CDC to Iceberg
Stream Debezium-format change events from Kafka into an Iceberg table with exactly-once commits.
The CDC router bridges a Debezium-style Kafka topic (the standard for MySQL, Postgres, MongoDB change streams) into an Iceberg table. The destination is updated with MERGE semantics keyed by the row's primary key, so inserts, updates, and deletes all land in the right place.
Topology
MySQL ──► Debezium ──► Kafka (orders.cdc) ──► Krishiv CDC router ──► Iceberg (orders)
│
└─► DLQ
Step 1 — Iceberg target
-- Create the table once (e.g. via Spark or the Iceberg CLI)
CREATE TABLE orders (
order_id BIGINT,
user_id BIGINT,
amount DOUBLE,
status VARCHAR,
ts TIMESTAMP
) USING iceberg
PARTITIONED BY (days(ts));
Register it in Krishiv via a catalog:
export KRISHIV_ICEBERG_CATALOG_URI=http://catalog:8181
export KRISHIV_ICEBERG_WAREHOUSE=s3://my-bucket/warehouse
Step 2 — Configure the CDC router
use krishiv_connectors::cdc::CdcRouter;
use krishiv_connectors::iceberg::IcebergSink;
let sink = IcebergSink::new(&catalog_uri, &warehouse, "orders")
.with_two_phase_commit();
let router = CdcRouter::builder()
.source_kafka("broker:9092", "orders.cdc", "krishiv-cdc")
.sink(sink)
.key_columns(&["order_id"])
.dlq_parquet("./dlq/")
.build()?;
Step 3 — Run
router.run().await?;
Each Kafka record carries a Debezium envelope: op (one of c/u/d/r), before, after, and ts_ms.

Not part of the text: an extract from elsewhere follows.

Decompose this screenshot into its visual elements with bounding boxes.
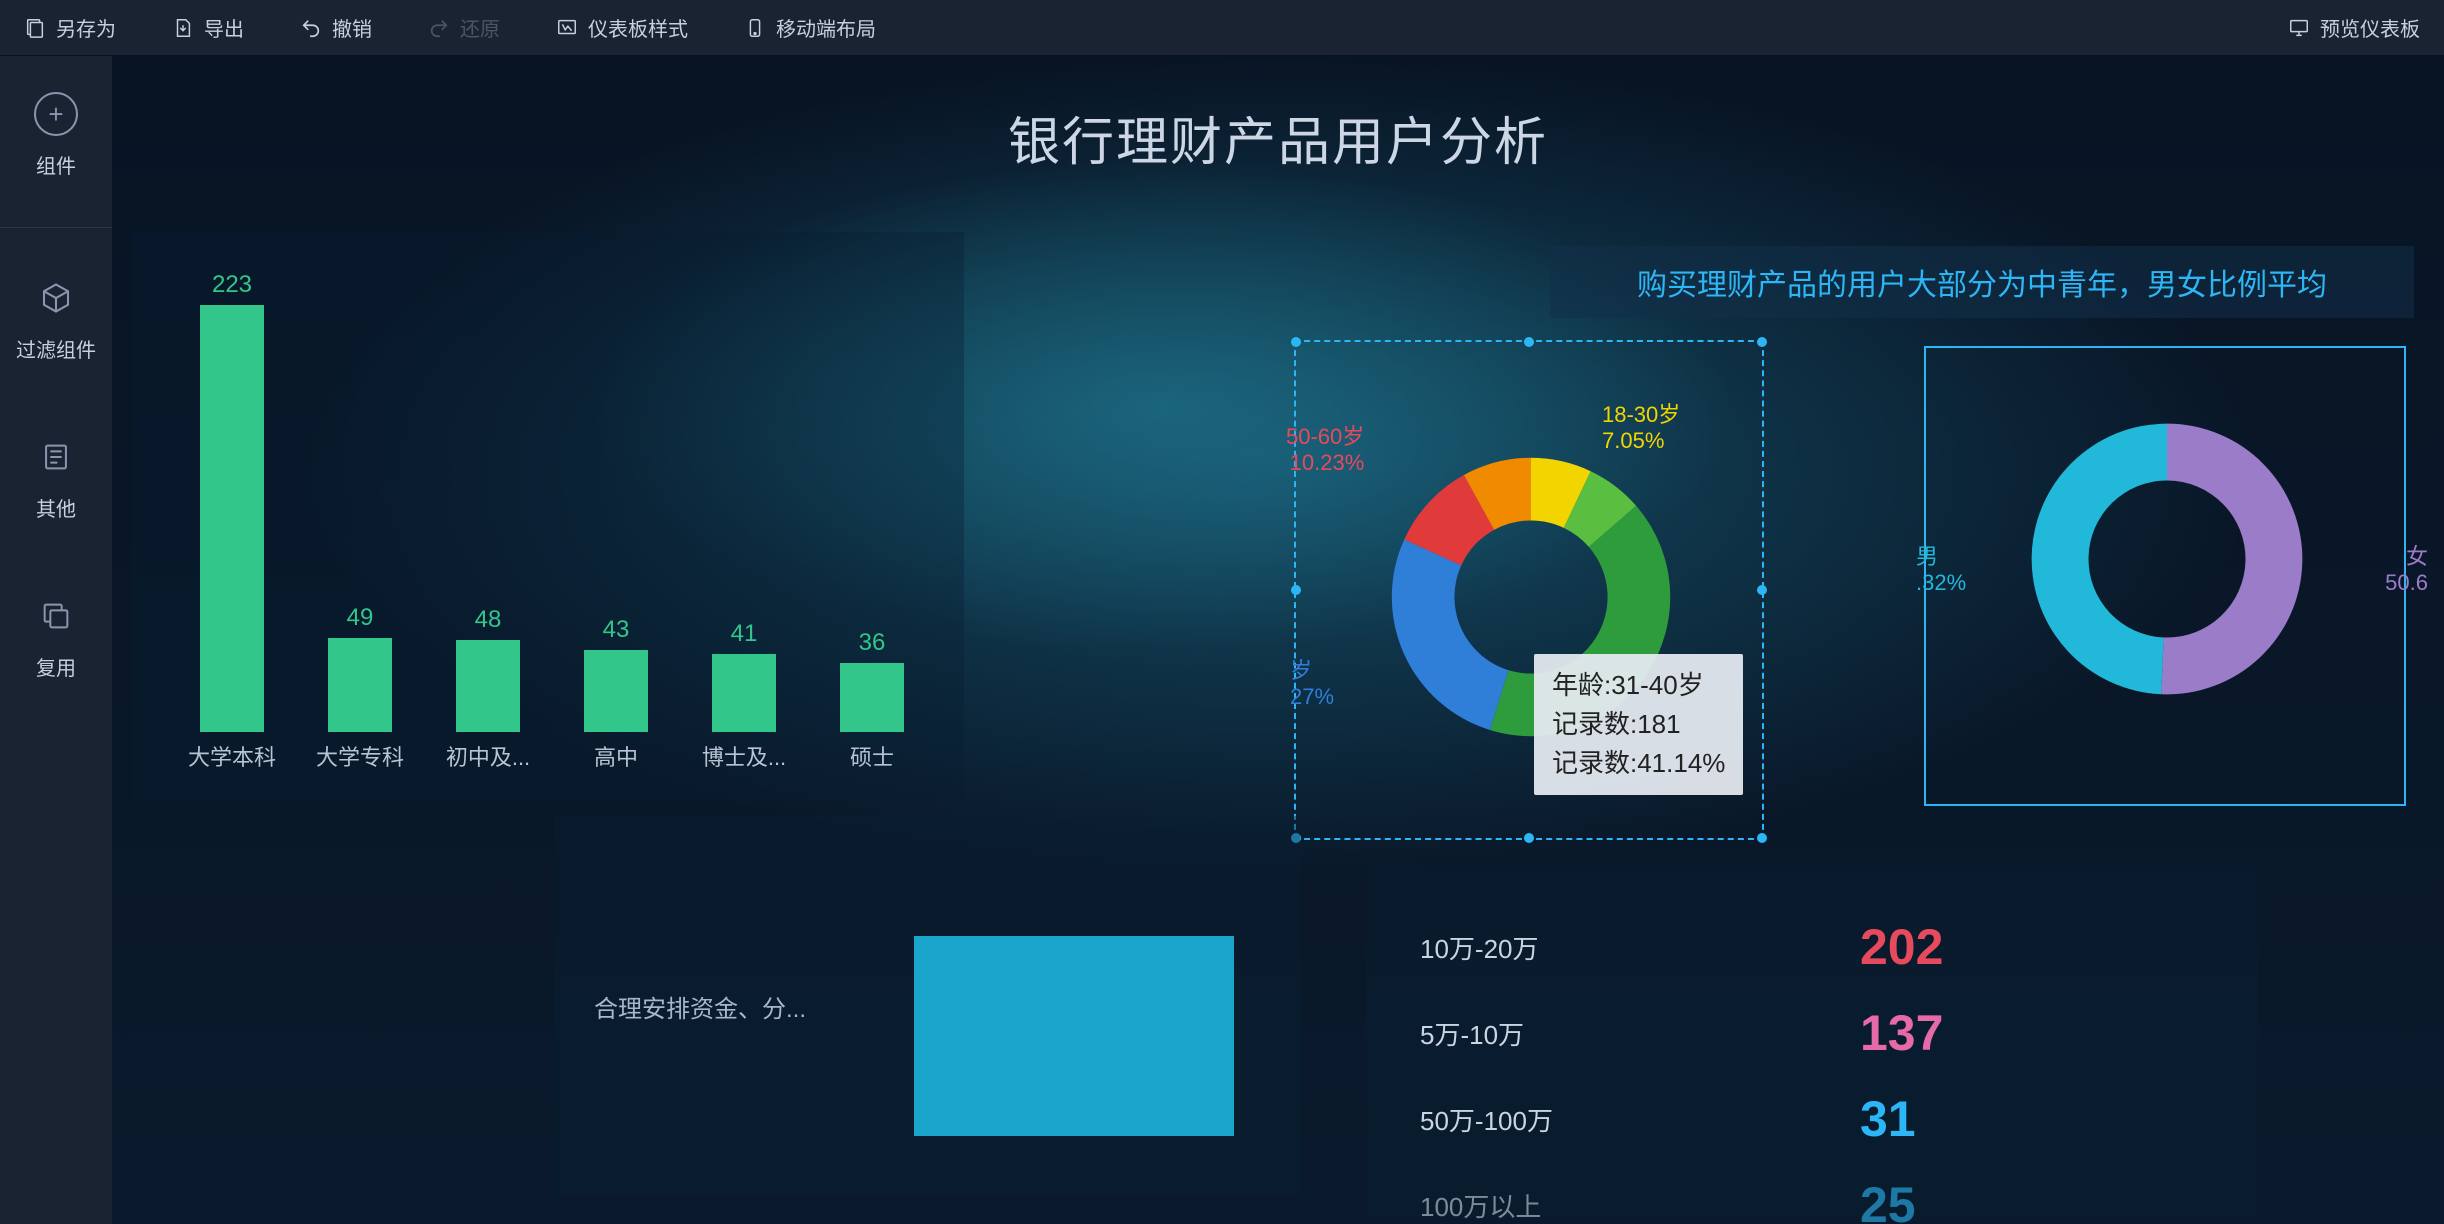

Krishiv rewrites them to SQL operations:
| Debezium op | Iceberg action |
|---|---|
c (create) | INSERT |
u (update) | MERGE (matched by key_columns) |
d (delete) | DELETE |
r (read) | no-op |
Step 4 — Verify exactly-once
With the iceberg feature built and the coordinator running with distributed-durable, the CDC router uses two-phase commit. On failure mid-commit, the Iceberg snapshot is not renamed; the source Kafka offset is not committed. On restart, the router replays from the last committed offset and the same operations produce the same snapshot.
Step 5 — Watch the DLQ
Records that don't parse (missing op, schema mismatch) go to ./dlq/ as Parquet. Each row carries a _dlq_reason string column. Counts in krishiv_cdc_dlq_total{topic, reason}.